Glanton, 1999 WL 61595 (E.D.Pa. Feb. 3, 1999).
Exercising the discretion conferred upon me by Rule 54, I will vacate
the Clerk's taxation and direct that each party is to bear its own
As in Judge VanArtsdalen's case, both Braun and Abbott won and lost.
Braun secured a declaration of validity of its patent but did not recover
damages. Abbott secured a declaration that its products do not infringe,
leaving Abbott free to make and sell them, but did not recover damages.

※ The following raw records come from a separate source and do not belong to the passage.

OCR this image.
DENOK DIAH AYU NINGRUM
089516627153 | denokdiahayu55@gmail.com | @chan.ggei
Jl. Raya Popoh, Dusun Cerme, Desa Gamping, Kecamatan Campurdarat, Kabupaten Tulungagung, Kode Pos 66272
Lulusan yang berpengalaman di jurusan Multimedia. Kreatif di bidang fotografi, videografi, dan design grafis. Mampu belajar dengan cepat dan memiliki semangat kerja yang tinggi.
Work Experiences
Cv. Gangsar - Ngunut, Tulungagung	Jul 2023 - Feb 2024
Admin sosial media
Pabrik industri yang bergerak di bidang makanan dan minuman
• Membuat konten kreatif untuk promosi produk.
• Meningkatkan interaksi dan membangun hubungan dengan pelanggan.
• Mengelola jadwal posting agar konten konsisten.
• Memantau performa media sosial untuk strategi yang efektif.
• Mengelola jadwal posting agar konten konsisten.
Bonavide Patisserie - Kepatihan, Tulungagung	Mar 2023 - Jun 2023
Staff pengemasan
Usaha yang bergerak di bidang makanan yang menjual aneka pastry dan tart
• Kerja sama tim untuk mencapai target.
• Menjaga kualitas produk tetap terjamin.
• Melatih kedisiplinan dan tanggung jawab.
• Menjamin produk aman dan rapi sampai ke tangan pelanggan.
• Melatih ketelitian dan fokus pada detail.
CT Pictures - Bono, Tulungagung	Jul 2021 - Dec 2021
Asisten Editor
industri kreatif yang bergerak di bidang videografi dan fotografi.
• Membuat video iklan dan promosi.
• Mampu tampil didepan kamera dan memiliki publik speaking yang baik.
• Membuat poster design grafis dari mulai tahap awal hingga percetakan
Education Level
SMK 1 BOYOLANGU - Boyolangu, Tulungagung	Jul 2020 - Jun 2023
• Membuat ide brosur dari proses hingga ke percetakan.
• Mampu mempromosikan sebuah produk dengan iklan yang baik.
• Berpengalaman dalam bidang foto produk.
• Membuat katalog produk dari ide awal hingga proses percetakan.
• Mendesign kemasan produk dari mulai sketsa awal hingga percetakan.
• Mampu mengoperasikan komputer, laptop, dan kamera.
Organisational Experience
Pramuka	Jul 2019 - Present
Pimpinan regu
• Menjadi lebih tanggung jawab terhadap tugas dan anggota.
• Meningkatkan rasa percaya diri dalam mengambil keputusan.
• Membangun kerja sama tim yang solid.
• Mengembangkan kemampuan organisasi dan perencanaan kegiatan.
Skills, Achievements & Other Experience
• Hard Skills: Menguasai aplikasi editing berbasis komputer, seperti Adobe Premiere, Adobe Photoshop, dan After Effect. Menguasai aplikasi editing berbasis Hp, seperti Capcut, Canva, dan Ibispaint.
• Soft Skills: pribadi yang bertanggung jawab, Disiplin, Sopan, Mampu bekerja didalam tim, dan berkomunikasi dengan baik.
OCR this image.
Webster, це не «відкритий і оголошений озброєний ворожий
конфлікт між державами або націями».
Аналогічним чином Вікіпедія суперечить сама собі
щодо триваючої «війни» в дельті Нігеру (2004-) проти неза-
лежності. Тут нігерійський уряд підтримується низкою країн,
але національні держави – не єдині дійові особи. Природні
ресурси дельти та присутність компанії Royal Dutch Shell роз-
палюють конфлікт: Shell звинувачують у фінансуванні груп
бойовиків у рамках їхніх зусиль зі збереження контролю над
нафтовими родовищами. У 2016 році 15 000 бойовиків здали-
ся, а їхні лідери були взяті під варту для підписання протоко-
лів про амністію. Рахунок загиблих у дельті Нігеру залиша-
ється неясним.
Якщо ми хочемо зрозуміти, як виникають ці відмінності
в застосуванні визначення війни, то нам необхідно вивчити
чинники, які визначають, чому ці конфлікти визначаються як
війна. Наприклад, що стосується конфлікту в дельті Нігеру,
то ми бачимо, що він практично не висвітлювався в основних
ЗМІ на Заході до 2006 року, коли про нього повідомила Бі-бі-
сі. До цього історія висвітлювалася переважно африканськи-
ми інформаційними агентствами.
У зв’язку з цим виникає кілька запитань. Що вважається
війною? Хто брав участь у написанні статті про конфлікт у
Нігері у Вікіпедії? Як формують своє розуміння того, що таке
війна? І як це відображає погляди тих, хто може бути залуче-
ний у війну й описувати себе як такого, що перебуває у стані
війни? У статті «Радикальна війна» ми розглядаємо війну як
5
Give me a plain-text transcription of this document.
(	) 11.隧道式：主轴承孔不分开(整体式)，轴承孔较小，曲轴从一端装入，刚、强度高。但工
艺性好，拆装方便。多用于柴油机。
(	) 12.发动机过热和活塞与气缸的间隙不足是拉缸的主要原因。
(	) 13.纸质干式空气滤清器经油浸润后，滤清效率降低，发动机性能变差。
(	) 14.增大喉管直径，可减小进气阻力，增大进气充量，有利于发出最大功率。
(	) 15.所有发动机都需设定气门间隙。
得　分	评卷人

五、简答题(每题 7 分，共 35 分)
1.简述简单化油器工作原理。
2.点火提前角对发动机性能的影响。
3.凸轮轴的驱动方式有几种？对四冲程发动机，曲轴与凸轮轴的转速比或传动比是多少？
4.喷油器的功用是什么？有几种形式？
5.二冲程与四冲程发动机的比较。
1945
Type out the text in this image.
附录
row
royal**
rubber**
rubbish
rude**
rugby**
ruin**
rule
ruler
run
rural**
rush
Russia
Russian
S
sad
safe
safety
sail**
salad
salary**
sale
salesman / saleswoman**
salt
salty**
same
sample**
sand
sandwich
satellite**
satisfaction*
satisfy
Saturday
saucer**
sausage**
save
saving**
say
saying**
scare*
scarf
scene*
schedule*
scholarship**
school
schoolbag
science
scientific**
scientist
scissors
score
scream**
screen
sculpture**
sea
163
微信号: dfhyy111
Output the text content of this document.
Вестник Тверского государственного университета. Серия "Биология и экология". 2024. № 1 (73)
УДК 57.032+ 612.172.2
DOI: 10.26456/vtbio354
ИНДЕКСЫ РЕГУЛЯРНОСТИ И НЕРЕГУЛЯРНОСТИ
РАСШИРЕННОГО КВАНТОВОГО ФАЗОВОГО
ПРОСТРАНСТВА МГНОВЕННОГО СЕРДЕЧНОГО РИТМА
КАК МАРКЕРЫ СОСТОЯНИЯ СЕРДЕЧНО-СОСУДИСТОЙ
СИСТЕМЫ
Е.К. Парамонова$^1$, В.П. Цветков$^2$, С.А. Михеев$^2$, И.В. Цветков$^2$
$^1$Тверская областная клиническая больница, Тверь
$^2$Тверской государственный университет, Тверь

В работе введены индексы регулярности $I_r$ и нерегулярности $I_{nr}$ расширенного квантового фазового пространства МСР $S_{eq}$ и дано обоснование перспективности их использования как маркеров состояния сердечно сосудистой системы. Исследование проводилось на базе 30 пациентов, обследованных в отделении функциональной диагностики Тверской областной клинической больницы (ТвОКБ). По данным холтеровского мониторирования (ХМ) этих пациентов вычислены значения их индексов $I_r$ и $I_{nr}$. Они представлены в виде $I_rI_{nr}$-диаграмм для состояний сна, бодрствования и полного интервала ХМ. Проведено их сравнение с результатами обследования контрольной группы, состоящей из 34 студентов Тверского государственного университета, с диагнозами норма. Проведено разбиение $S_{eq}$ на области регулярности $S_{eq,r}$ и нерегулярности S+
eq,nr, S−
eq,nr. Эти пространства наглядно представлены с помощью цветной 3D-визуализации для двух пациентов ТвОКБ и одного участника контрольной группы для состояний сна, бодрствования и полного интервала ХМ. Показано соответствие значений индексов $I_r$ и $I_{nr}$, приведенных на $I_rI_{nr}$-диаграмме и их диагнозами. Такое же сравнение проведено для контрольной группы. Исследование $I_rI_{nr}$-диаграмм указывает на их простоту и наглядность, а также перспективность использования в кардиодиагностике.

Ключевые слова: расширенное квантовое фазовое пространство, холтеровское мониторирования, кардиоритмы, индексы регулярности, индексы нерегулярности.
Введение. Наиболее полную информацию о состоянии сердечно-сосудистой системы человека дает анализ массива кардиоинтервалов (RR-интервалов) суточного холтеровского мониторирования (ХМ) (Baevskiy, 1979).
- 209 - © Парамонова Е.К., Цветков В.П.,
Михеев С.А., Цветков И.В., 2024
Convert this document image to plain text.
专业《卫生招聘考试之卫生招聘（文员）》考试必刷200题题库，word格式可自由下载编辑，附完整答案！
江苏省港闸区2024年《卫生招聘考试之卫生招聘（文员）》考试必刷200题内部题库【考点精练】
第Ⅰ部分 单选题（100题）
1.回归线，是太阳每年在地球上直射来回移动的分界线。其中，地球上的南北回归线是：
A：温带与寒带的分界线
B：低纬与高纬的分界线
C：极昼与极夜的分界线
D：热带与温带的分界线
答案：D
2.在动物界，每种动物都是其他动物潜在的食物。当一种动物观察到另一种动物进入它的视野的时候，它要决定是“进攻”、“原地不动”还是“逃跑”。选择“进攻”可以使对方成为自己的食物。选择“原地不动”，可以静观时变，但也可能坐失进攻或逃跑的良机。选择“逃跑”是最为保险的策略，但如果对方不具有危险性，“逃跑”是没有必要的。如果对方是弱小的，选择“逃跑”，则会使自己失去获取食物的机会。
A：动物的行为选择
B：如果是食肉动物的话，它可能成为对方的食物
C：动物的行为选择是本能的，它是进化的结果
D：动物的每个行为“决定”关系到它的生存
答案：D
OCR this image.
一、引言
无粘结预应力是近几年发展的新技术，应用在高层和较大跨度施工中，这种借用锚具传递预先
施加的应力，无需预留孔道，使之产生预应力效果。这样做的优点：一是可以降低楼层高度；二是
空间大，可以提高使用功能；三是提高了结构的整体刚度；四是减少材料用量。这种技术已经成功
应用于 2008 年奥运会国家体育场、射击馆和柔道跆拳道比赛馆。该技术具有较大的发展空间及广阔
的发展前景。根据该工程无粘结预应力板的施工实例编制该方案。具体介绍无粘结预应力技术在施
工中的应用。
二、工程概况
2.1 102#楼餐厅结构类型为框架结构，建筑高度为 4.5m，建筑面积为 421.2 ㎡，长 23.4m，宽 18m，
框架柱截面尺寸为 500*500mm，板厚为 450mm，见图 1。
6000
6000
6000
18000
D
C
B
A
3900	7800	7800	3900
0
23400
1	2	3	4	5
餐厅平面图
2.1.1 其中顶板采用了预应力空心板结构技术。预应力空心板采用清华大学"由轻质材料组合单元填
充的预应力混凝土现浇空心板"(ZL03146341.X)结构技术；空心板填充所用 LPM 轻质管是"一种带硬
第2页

In the words of Judge VanArtsdalen: "In the context of this case, in
practical effect, there was no prevailing party and no losing party. The
litigation resulted in a tie."
Moreover, the principles that patent misuse is an unclean hands defense
not giving rise to an action for damages and that the Declaratory
Judgment Act confers no substantive rights are familiar and well
established ones and, with respect, it is surprising (at least to this
writer) that they were not recognized and applied in the Memorandum of
June 30, 1995. Given the Order of that date, Abbott was entitled to
pursue its misuse damages counterclaim but the opinion of the Federal
Circuit makes it clear that Braun should not have been compelled to
defend against it. In these circumstances it would not be just, in my
view, to require Braun to pay the costs taxed by the Clerk.
In sum, whether or not Abbott is a prevailing party, for the reasons
set out above, I exercise my discretion to deny it the requested costs.
Having so ruled, I need not address the remaining objections asserted
AND NOW, this day of March, 1999, the Clerk's taxation of costs is
VACATED. Each party shall bear its own costs.